As well as an increase in territorial space, special ultraviolet lights combined with a natural light system have been installed to encourage plant growth. Pool, land, and ambient air temperatures are individually maintained by our Animal Care Team in order to create and maximise the preferred temperature most suited for this species of python.

Not all improvements can be seen by the eye as many changes as many of our smaller species have had various systems upgraded and installed to help maximise their natural habitat. The green tree monitor’s heating system has been re-piped to increase the flow of temperature, whilst the fresh-water tropical aquarium, home to a number of marine life, has also been reconfigured to improve the flow of the filtration system and its effectiveness at making sure the water remains at high quality conditions for the fish.

Since completion of the necessary work, our Animal Care Team have slowly reintroduced the species back into their new home.
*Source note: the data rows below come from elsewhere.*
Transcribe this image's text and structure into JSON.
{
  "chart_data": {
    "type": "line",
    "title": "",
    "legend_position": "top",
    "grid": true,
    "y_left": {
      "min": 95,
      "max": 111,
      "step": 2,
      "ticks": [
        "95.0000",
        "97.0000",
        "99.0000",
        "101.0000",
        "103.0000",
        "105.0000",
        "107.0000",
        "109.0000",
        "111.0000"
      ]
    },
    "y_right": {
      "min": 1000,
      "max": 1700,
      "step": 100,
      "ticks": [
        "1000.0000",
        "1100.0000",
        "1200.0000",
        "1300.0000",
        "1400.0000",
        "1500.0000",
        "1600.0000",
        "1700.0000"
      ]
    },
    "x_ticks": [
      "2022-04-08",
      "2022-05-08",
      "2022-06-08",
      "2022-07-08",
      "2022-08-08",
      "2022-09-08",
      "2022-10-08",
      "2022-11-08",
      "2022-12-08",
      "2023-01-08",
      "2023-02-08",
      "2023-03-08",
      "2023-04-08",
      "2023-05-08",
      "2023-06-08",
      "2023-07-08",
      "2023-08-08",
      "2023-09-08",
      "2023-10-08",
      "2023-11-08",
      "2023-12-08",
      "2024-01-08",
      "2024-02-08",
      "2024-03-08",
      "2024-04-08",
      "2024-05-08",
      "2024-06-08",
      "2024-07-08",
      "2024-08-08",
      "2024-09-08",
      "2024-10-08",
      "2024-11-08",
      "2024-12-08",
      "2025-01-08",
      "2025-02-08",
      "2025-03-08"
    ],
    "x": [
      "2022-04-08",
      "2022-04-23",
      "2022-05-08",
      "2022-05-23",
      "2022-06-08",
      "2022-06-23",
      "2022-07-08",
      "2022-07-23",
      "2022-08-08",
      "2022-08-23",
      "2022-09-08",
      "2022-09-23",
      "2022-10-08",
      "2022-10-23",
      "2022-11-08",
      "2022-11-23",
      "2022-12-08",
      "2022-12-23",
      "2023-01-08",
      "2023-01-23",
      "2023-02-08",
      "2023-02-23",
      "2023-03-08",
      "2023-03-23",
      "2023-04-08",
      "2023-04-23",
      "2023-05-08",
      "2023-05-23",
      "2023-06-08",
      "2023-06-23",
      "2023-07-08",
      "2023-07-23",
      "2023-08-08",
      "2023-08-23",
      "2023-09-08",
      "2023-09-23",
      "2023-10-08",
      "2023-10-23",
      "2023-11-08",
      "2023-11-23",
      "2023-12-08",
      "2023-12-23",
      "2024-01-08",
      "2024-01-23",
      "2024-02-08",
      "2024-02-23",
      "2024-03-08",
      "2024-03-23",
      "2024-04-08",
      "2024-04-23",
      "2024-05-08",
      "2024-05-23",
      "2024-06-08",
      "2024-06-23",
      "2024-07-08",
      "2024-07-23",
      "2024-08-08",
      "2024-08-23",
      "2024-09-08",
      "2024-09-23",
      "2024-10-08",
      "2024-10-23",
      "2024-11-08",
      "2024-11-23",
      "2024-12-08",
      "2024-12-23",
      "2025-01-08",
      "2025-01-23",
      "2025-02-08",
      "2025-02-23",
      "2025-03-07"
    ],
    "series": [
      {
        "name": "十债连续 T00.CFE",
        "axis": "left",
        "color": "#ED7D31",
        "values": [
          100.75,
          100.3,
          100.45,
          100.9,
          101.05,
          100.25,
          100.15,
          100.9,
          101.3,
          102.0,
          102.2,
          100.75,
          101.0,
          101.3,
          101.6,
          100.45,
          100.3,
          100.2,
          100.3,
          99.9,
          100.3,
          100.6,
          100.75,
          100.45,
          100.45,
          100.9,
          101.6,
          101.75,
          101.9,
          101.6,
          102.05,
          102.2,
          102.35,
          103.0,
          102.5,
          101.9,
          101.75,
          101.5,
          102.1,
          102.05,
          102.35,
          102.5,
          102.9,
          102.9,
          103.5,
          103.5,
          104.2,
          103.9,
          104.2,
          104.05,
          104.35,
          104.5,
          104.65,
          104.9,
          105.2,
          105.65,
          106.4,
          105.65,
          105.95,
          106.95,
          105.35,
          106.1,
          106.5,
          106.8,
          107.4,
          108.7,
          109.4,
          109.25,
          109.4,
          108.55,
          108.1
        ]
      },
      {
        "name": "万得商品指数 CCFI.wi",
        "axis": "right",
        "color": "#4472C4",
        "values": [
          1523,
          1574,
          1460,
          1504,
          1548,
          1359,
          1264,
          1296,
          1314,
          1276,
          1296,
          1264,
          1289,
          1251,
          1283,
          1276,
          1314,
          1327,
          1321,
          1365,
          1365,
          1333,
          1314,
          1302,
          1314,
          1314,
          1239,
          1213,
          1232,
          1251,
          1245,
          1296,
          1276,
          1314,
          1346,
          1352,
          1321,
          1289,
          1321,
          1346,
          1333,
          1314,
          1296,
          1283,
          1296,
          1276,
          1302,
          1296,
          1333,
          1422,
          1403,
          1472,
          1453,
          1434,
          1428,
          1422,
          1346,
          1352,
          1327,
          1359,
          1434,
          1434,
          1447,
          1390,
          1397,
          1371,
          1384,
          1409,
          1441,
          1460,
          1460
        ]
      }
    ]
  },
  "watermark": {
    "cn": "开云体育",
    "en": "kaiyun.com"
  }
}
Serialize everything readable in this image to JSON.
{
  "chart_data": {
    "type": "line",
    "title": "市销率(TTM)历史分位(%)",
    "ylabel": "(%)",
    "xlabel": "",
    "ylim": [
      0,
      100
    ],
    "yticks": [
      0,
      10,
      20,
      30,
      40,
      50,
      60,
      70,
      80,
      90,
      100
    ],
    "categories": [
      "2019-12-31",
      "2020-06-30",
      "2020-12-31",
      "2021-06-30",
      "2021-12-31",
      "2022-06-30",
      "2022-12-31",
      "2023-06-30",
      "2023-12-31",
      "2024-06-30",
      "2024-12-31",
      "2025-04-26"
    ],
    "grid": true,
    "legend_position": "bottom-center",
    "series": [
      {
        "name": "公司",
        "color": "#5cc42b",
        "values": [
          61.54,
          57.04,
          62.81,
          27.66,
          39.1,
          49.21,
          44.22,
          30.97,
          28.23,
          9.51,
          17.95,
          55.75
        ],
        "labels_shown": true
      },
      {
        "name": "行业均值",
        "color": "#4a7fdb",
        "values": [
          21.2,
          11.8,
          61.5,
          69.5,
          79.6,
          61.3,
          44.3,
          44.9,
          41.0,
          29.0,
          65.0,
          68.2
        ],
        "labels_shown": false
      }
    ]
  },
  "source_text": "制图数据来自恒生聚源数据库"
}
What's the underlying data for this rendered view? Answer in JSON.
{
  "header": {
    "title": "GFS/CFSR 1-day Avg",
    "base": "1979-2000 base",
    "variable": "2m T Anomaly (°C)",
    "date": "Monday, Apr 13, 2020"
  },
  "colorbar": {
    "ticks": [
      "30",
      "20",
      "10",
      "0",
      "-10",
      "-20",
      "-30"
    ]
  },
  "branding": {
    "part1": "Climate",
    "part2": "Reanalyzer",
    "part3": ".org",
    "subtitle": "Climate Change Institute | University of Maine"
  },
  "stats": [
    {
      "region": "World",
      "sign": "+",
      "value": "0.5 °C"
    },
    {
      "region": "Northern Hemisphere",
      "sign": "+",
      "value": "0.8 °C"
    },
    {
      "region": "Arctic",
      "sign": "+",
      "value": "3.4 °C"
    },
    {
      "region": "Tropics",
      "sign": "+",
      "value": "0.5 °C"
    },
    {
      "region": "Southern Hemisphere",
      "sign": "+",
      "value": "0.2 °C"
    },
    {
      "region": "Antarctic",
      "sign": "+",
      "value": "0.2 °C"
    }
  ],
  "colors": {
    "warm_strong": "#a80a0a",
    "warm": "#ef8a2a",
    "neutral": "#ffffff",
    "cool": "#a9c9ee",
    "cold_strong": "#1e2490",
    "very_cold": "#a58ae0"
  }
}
Each animal was monitored carefully to ensure that the transition went smoothly.

Whilst our animals will benefit from the many changes we have now put in place, we have also used this chance to enhance the visitor’s experience within this area, including a new entrance filled with natural planting, new animal profiles to provide you with the latest information about each species and an enhanced underwater viewing of our Burmese python, allowing guests to see these species like never before at Colchester Zoo.

Our Wilds of Asia building is now open, and we hope you enjoy the many improvements we’ve made to the area as well as gaining a closer look at the many rare and beautiful species we have housed in this exhibit.